Clara s’éveilla au son doux mais persistant de la pluie contre les fenêtres de son appartement. Cela faisait des années qu’elle n’avait pas pris le temps d’écouter ce genre de musique naturelle, trop occupée à jongler entre son travail, les attentes de ses parents et les besoins incessants de son compagnon, Marc. Elle se leva avec une lenteur délibérée, savourant chaque mouvement comme si elle redécouvrait la sensation d’habiter son propre corps.
Dans la cuisine, l’odeur familière du café fraîchement moulu la réconforta. Pendant que la cafetière glougloutait, Clara laissa son esprit vagabonder. À trente-deux ans, elle réalisait qu’elle avait toujours fait ce qu’on attendait d’elle, sans jamais se demander ce qu’elle désirait vraiment. Sa mère était venue passer une semaine chez elle récemment, pour soi-disant « l’aider » avec les tâches ménagères. En réalité, cela avait surtout consisté en une litanie de critiques déguisées en conseils : « Tu devrais apprendre à cuisiner plus sainement pour Marc », « Ta décoration est vraiment trop austère, ajoute des fleurs, cela mettra un peu de couleur », ou encore « Pourquoi ne pas faire quelque chose de tes cheveux ? ».
Marc, lui, n’était pas en reste. Il passait souvent la journée au travail, mais le soir, il avait l’art de transformer chaque dîner en une scène d’interrogation sur ses choix quotidiens. « Pourquoi fais-tu toujours les choses de cette façon ? », « Tu devrais essayer de faire plus d’efforts avec ma mère », ou encore « N’oublie pas que tu t’occupes tellement bien de nous, chérie ». Ces petits rappels constants de son soi-disant rôle sapaient lentement, mais sûrement, la maigre confiance qu’elle avait en elle-même.
Ce matin-là, pourtant, quelque chose était différent. Clara ne savait pas si c’était le son de la pluie ou le fait que sa mère était partie la veille, mais elle sentait une légèreté nouvelle en elle. Elle prit son café et s’installa sur le canapé, regardant dehors. Pour la première fois depuis longtemps, elle se permit de penser à ce qui, elle, la rendrait heureuse.
– « Peut-être que je pourrais retourner à la peinture », murmura-t-elle pour elle-même.
Elle avait abandonné la peinture, sa passion de jeunesse, pour des études de droit sous la pression familiale. Mais maintenant, à cet instant précis, elle sentait une envie irrépressible de reprendre les pinceaux. Alors qu’elle réfléchissait à cela, la clé tourna dans la serrure, et Marc entra, dégoulinant de pluie.

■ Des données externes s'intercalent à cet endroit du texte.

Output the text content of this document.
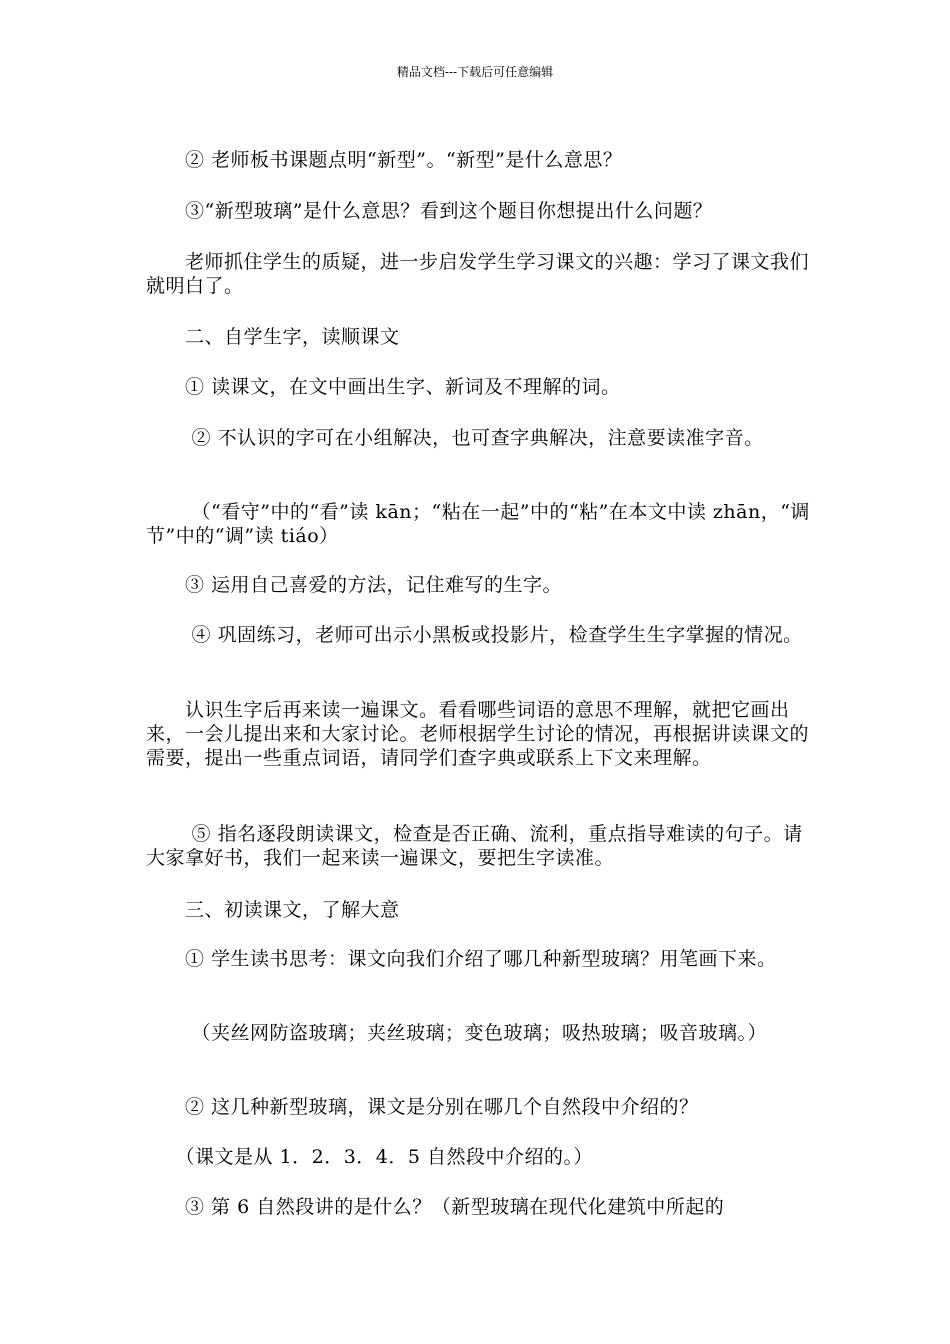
精品文档---下载后可任意编辑
　　② 老师板书课题点明“新型”。“新型”是什么意思？
　　③“新型玻璃”是什么意思？看到这个题目你想提出什么问题？
　　老师抓住学生的质疑，进一步启发学生学习课文的兴趣：学习了课文我们就明白了。
　　二、自学生字，读顺课文
　　① 读课文，在文中画出生字、新词及不理解的词。
　　 ② 不认识的字可在小组解决，也可查字典解决，注意要读准字音。
　　 （“看守”中的“看”读 kān；“粘在一起”中的“粘”在本文中读 zhān，“调节”中的“调”读 tiáo）
　　③ 运用自己喜爱的方法，记住难写的生字。
　　 ④ 巩固练习，老师可出示小黑板或投影片，检查学生生字掌握的情况。
　　认识生字后再来读一遍课文。看看哪些词语的意思不理解，就把它画出来，一会儿提出来和大家讨论。老师根据学生讨论的情况，再根据讲读课文的需要，提出一些重点词语，请同学们查字典或联系上下文来理解。
　　 ⑤ 指名逐段朗读课文，检查是否正确、流利，重点指导难读的句子。请大家拿好书，我们一起来读一遍课文，要把生字读准。
　　三、初读课文，了解大意
　　① 学生读书思考：课文向我们介绍了哪几种新型玻璃？用笔画下来。
　　 （夹丝网防盗玻璃；夹丝玻璃；变色玻璃；吸热玻璃；吸音玻璃。）
　　② 这几种新型玻璃，课文是分别在哪几个自然段中介绍的？
　　（课文是从 1．2．3．4．5 自然段中介绍的。）
　　③ 第 6 自然段讲的是什么？（新型玻璃在现代化建筑中所起的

– « Salut », lança-t-il d’un ton distrait. « Tu as prévu quoi pour le dîner ce soir ? »
Clara sentit une vague d’irritation mêlée de résignation s’emparer d’elle. Elle savait que répondre de manière conciliatrice était sa façon habituelle de maintenir la paix, mais ce matin-là, une petite voix intérieure, nourrie par des heures de réflexion, lui murmurait d’essayer autre chose.
– « Je ne sais pas encore. Peut-être que tu pourrais t’en occuper ? », proposa-t-elle doucement, surprise par son propre courage.
Marc leva les yeux vers elle, visiblement surpris.
– « Je… euh, bien sûr. Je vais commander quelque chose, alors », répondit-il un peu décontenancé.
Clara sourit intérieurement. Ce n’était pas grand-chose, mais c’était un début. Le reste de la journée, elle s’accorda à explorer cette sensation de liberté nouvellement trouvée. Elle déterra ses vieux tubes de peinture et commença à esquisser quelques traits hésitants sur une toile vierge. Ce n’était pas encore ce qu’elle désirait, mais c’était un début.
Le lendemain, elle prit une décision importante. Elle appela sa mère.
– « Maman, je voulais te dire quelque chose », commença-t-elle d’un ton posé.
– « Oui, ma chère ? », répondit la voix familière à l’autre bout du fil.
– « J’ai besoin de prendre du temps pour moi. Je vais me remettre à la peinture. C’est quelque chose qui me tient à cœur. »
Il y eut un silence lourd, puis un soupir.
– « Oh Clara, tu sais que je veux le meilleur pour toi. Mais si c’est ce que tu veux vraiment… »
Clara inspira profondément.
– « Oui, c’est ce que je veux vraiment. »
En raccrochant, elle se sentit un peu plus légère, comme si elle avait réussi à dénouer un vieux nœud serré depuis trop longtemps. Ce n’était qu’un pas, mais chaque pas compte quand on commence à marcher sur le chemin de la liberté retrouvée.